One of the major players in the pathophysiology of cerebral ischemia is disrupted homeostasis of glutamatergic neurotransmission, resulting in elevated extracellular glutamate (Glu) concentrations and excitotoxicity-related cell death. In the brain, Glu concentrations are regulated by Glu transporters, including Glu transporter-1 (GLT-1) and cystine/Glu antiporter (system xc-). Modulation of these transporters by administration of ceftriaxone (CEF, 200 mg/kg, i.p.) or N-acetylcysteine (NAC, 150 mg/kg, i.p.) for 5 days before focal cerebral ischemia may induce brain tolerance to ischemia by significantly limiting stroke-related damage and normalizing Glu concentrations. In the present study, focal cerebral ischemia was induced by 90-minute middle cerebral artery occlusion (MCAO). We compared the effects of CEF and NAC pretreatment on Glu concentrations in extracellular fluid and cellular-specific expression of GLT-1 and xCT with the effects of two reference preconditioning methods, namely, ischemic preconditioning and chemical preconditioning in rats. Both CEF and NAC significantly reduced Glu levels in the frontal cortex and hippocampus during focal cerebral ischemia, and this decrease was comparable with the Glu level achieved with the reference preconditioning strategies. The results of immunofluorescence staining of GLT-1 and xCT on astrocytes, neurons and microglia accounted for the observed changes in extracellular Glu levels to a certain extent.

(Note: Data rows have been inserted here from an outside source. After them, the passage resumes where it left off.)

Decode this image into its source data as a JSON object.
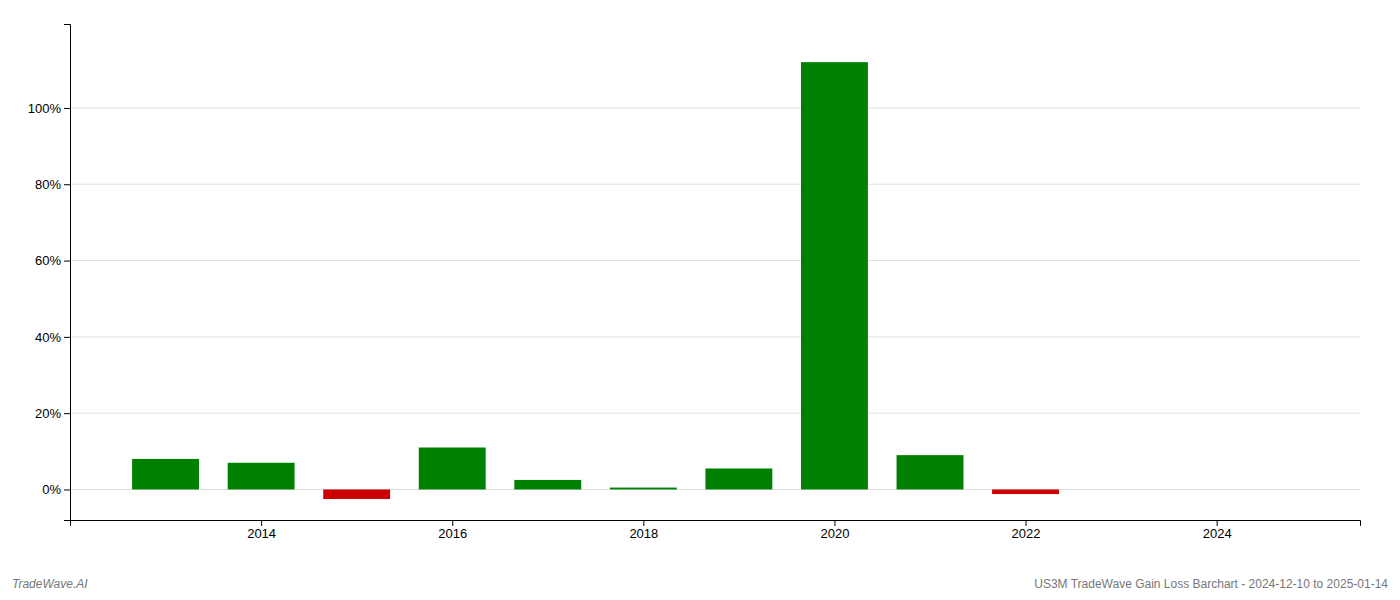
{
  "chart_data": {
    "type": "bar",
    "x": [
      2013,
      2014,
      2015,
      2016,
      2017,
      2018,
      2019,
      2020,
      2021,
      2022,
      2023
    ],
    "values": [
      0.08,
      0.07,
      -0.025,
      0.11,
      0.025,
      0.005,
      0.055,
      1.12,
      0.09,
      -0.012,
      0.0
    ],
    "colors": [
      "#008000",
      "#008000",
      "#cc0000",
      "#008000",
      "#008000",
      "#008000",
      "#008000",
      "#008000",
      "#008000",
      "#cc0000",
      "#cc0000"
    ],
    "xlim": [
      2012.0,
      2025.5
    ],
    "xticks": [
      2014,
      2016,
      2018,
      2020,
      2022,
      2024
    ],
    "ylim": [
      -0.08,
      1.22
    ],
    "yticks": [
      {
        "value": 0.0,
        "label": "0%"
      },
      {
        "value": 0.2,
        "label": "20%"
      },
      {
        "value": 0.4,
        "label": "40%"
      },
      {
        "value": 0.6,
        "label": "60%"
      },
      {
        "value": 0.8,
        "label": "80%"
      },
      {
        "value": 1.0,
        "label": "100%"
      }
    ],
    "grid": true,
    "annotations": [
      "TradeWave.AI",
      "US3M TradeWave Gain Loss Barchart - 2024-12-10 to 2025-01-14"
    ]
  }
}
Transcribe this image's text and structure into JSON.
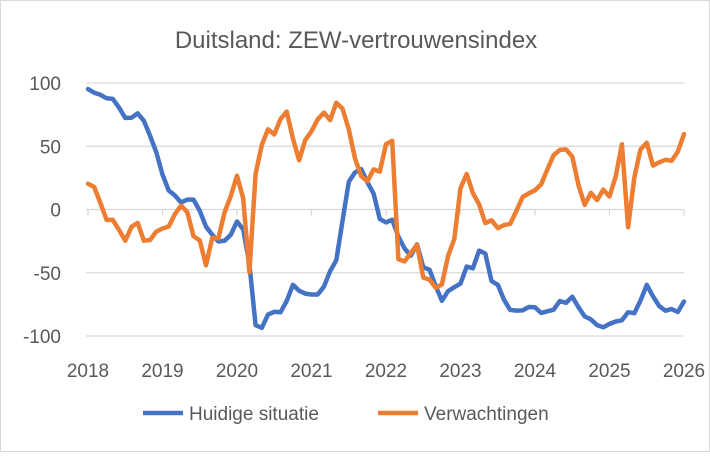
{
  "chart_data": {
    "type": "line",
    "title": "Duitsland: ZEW-vertrouwensindex",
    "xlabel": "",
    "ylabel": "",
    "x_start": "2018-01",
    "x_step": "month",
    "xlim": [
      2018,
      2026
    ],
    "ylim": [
      -100,
      100
    ],
    "x_ticks": [
      "2018",
      "2019",
      "2020",
      "2021",
      "2022",
      "2023",
      "2024",
      "2025",
      "2026"
    ],
    "y_ticks": [
      "100",
      "50",
      "0",
      "-50",
      "-100"
    ],
    "y_tick_values": [
      100,
      50,
      0,
      -50,
      -100
    ],
    "grid": true,
    "legend_position": "bottom",
    "series": [
      {
        "name": "Huidige situatie",
        "color": "#4472C4",
        "values": [
          95.2,
          92.3,
          90.7,
          87.9,
          87.4,
          80.6,
          72.4,
          72.6,
          76.0,
          70.1,
          58.2,
          45.3,
          27.6,
          15.0,
          11.1,
          5.5,
          7.8,
          7.8,
          -1.1,
          -13.5,
          -19.9,
          -25.3,
          -24.7,
          -19.9,
          -9.5,
          -15.7,
          -43.1,
          -91.5,
          -93.5,
          -83.1,
          -80.9,
          -81.3,
          -72.3,
          -59.5,
          -64.3,
          -66.5,
          -67.2,
          -67.2,
          -61.0,
          -48.8,
          -40.1,
          -9.1,
          21.9,
          29.3,
          31.9,
          21.6,
          12.5,
          -7.4,
          -10.2,
          -8.1,
          -21.4,
          -30.8,
          -36.5,
          -27.6,
          -45.8,
          -47.6,
          -60.5,
          -72.2,
          -64.5,
          -61.4,
          -58.6,
          -45.1,
          -46.5,
          -32.5,
          -34.8,
          -56.5,
          -59.5,
          -71.3,
          -79.4,
          -79.9,
          -79.8,
          -77.1,
          -77.3,
          -81.7,
          -80.5,
          -79.2,
          -72.3,
          -73.8,
          -68.9,
          -77.3,
          -84.5,
          -86.9,
          -91.4,
          -93.1,
          -90.4,
          -88.5,
          -87.6,
          -81.2,
          -82.0,
          -72.0,
          -59.5,
          -68.6,
          -76.4,
          -80.0,
          -78.7,
          -81.0,
          -72.7
        ]
      },
      {
        "name": "Verwachtingen",
        "color": "#ED7D31",
        "values": [
          20.4,
          17.8,
          5.1,
          -8.2,
          -8.2,
          -16.1,
          -24.7,
          -13.7,
          -10.6,
          -24.7,
          -24.1,
          -17.5,
          -15.0,
          -13.4,
          -3.6,
          3.1,
          -2.1,
          -21.1,
          -24.5,
          -44.1,
          -22.5,
          -22.8,
          -2.1,
          10.7,
          26.7,
          8.7,
          -49.5,
          28.2,
          51.0,
          63.4,
          59.3,
          71.5,
          77.4,
          56.1,
          39.0,
          55.0,
          61.8,
          71.2,
          76.6,
          70.7,
          84.4,
          79.8,
          63.3,
          40.4,
          26.5,
          22.3,
          31.7,
          29.9,
          51.7,
          54.3,
          -39.3,
          -41.0,
          -34.3,
          -28.0,
          -53.8,
          -55.3,
          -61.9,
          -59.2,
          -36.7,
          -23.3,
          16.9,
          28.1,
          13.0,
          4.1,
          -10.7,
          -8.5,
          -14.7,
          -12.3,
          -11.4,
          -1.1,
          9.8,
          12.8,
          15.2,
          19.9,
          31.7,
          42.9,
          47.1,
          47.5,
          41.8,
          19.2,
          3.6,
          13.1,
          7.4,
          15.7,
          10.3,
          26.0,
          51.6,
          -14.0,
          25.2,
          47.5,
          52.7,
          34.7,
          37.3,
          39.3,
          38.5,
          45.8,
          59.6
        ]
      }
    ]
  }
}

Briefly, after MCAO, the expression of GLT-1 on astrocytes decreased, but pretreatment with CEF seemed to prevent this downregulation. In addition, every intervention used in this study seemed to reduce xCT expression on astrocytes and neurons. The results of this study indicate that modulation of Glu transporter expression may restore Glu homeostasis. Moreover, our results suggest that CEF and NAC may induce brain tolerance to ischemia by influencing GLT-1 and system xc- expression levels. These transporters are presumably good targets for the development of novel therapies for brain ischemia.